Wright David W, Husseini Fouad, Wan Shunzhou, Meyer Christophe, van Vlijmen Herman, Tresadern Gary, Coveney Peter V
Centre for Computational Science Department of Chemistry University College London London WC1H 0AJ UK.
Janssen Research & Development Turnhoutseweg 30 B-2340 Beerse Belgium.
Adv Theory Simul. 2020 Jan;3(1):1900194. doi: 10.1002/adts.201900194. Epub 2019 Nov 18.
Over the past two decades, the use of fragment-based lead generation has become a common, mature approach to identify tractable starting points in chemical space for the drug discovery process. This approach naturally involves the study of the binding properties of highly heterogeneous ligands. Such datasets challenge computational techniques to provide comparable binding free energy estimates from different binding modes. The performance of a range of statistically robust ensemble-based binding free energy calculation protocols, called ESMACS (enhanced sampling of molecular dynamics with approximation of continuum solvent), is evaluated. Ligands designed to target two binding pockets in the lactate dehydogenase, a target protein, which vary in size, charge, and binding mode, are studied. When compared to experimental results, excellent statistical rankings are obtained across this highly diverse set of ligands. In addition, three approaches to account for entropic contributions are investigated: 1) normal mode analysis, 2) weighted solvent accessible surface area (WSAS), and 3) variational entropy. Normal mode analysis and WSAS correlate strongly with each other-although the latter is computationally far cheaper-but do not improve rankings. Variational entropy corrects exaggerated discrimination of ligands bound in different pockets but creates three outliers which reduce the quality of the overall ranking.

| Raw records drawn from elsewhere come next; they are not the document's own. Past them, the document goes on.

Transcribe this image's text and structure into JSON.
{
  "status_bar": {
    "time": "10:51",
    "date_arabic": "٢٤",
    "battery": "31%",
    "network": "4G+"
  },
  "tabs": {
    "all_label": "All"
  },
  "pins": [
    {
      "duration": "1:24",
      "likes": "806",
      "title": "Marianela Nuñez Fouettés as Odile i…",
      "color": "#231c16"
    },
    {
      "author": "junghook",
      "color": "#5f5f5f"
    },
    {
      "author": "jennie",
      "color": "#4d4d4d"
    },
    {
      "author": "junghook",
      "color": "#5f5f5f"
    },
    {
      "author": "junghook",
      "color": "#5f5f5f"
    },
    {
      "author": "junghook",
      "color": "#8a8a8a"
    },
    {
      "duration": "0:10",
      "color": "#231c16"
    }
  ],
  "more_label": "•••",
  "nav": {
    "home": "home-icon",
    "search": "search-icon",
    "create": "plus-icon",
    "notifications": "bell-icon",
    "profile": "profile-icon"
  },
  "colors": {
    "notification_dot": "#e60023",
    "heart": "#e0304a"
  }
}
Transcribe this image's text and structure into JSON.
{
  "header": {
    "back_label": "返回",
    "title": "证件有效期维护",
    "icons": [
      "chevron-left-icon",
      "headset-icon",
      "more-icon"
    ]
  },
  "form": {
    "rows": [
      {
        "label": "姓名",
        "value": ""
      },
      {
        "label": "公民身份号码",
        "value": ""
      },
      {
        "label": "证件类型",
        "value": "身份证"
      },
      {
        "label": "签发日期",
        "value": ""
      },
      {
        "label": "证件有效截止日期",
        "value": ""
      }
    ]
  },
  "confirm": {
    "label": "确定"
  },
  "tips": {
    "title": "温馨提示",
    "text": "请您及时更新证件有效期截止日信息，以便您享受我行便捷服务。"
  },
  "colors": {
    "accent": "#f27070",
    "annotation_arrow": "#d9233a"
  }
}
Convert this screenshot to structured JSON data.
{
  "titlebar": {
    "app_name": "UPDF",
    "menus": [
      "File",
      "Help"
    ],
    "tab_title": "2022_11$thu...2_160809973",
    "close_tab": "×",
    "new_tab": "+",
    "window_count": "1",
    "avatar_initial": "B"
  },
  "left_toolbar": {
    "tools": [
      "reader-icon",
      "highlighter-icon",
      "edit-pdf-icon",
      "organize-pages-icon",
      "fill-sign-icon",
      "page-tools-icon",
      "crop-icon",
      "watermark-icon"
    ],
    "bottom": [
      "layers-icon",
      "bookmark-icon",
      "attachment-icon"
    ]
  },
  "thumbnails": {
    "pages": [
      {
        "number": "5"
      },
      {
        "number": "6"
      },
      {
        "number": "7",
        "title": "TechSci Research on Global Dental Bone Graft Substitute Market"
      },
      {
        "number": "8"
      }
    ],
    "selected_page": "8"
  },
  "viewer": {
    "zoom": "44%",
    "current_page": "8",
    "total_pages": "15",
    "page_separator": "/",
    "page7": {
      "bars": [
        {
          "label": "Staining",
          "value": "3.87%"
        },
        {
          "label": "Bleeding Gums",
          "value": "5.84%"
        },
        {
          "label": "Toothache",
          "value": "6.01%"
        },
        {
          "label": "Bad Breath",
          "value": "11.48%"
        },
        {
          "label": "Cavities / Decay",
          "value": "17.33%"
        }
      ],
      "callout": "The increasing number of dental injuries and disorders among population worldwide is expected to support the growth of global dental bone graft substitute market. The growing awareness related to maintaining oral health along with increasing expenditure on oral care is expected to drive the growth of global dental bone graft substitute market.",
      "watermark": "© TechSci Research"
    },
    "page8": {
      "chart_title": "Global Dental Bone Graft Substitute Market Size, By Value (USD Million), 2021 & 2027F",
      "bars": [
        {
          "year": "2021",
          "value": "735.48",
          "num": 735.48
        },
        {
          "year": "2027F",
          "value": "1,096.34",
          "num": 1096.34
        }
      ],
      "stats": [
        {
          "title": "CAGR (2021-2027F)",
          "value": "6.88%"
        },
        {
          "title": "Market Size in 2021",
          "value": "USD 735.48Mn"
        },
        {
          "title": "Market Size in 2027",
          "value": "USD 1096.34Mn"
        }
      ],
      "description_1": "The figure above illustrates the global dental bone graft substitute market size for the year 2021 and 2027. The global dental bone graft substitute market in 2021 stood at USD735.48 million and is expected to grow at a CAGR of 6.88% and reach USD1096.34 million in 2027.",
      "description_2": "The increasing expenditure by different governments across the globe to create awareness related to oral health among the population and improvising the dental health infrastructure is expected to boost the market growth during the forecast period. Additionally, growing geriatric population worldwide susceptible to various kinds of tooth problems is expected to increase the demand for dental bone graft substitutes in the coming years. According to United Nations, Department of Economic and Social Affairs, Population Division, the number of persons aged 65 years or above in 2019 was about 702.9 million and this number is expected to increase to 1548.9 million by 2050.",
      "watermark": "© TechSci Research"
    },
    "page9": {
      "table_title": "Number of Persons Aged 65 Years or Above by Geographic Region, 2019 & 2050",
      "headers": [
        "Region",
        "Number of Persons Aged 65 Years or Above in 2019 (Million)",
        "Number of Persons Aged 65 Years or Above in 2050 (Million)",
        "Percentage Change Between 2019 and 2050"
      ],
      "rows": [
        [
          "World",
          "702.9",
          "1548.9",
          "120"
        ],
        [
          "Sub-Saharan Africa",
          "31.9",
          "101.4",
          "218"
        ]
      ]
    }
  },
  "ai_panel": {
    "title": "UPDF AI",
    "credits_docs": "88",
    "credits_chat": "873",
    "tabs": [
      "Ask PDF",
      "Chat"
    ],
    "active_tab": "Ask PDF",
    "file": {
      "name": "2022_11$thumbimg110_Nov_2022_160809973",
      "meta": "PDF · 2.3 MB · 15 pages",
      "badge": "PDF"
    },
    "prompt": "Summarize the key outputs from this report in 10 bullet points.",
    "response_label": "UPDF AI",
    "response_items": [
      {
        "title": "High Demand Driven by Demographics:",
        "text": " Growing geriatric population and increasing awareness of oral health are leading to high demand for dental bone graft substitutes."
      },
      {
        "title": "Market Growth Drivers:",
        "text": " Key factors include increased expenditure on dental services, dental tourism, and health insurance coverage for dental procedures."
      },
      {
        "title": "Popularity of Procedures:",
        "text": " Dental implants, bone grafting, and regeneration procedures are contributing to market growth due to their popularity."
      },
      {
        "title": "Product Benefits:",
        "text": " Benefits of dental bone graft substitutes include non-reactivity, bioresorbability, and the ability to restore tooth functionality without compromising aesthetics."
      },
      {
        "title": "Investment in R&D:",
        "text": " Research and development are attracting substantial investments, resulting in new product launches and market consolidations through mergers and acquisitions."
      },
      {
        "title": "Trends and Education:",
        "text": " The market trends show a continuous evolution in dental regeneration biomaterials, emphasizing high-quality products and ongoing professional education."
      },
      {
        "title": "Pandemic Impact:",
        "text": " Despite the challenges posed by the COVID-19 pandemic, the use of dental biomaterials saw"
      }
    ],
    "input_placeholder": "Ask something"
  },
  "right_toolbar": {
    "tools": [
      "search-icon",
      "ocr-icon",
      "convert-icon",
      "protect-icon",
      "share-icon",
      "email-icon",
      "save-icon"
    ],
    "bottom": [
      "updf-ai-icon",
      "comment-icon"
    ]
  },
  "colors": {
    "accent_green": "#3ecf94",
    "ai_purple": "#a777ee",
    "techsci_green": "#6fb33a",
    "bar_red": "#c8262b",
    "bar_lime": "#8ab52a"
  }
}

在过去二十年中,基于片段的先导化合物发现已成为一种常见且成熟的方法,用于在化学空间中确定药物发现过程中易于处理的起始点。这种方法自然涉及对高度异质配体结合特性的研究。此类数据集对计算技术提出了挑战,要求其从不同的结合模式提供可比的结合自由能估计值。评估了一系列基于统计稳健系综的结合自由能计算协议的性能,这些协议称为ESMACS(具有连续溶剂近似的分子动力学增强采样)。研究了设计用于靶向乳酸脱氢酶(一种靶蛋白)中两个结合口袋的配体,这两个口袋在大小、电荷和结合模式上有所不同。与实验结果相比,在这组高度多样化的配体中获得了出色的统计排名。此外,研究了三种考虑熵贡献的方法:1)简正模式分析,2)加权溶剂可及表面积(WSAS),以及3)变分熵。简正模式分析和WSAS彼此高度相关——尽管后者在计算上要便宜得多——但并没有提高排名。变分熵纠正了对结合在不同口袋中的配体的过度区分,但产生了三个异常值,降低了总体排名的质量。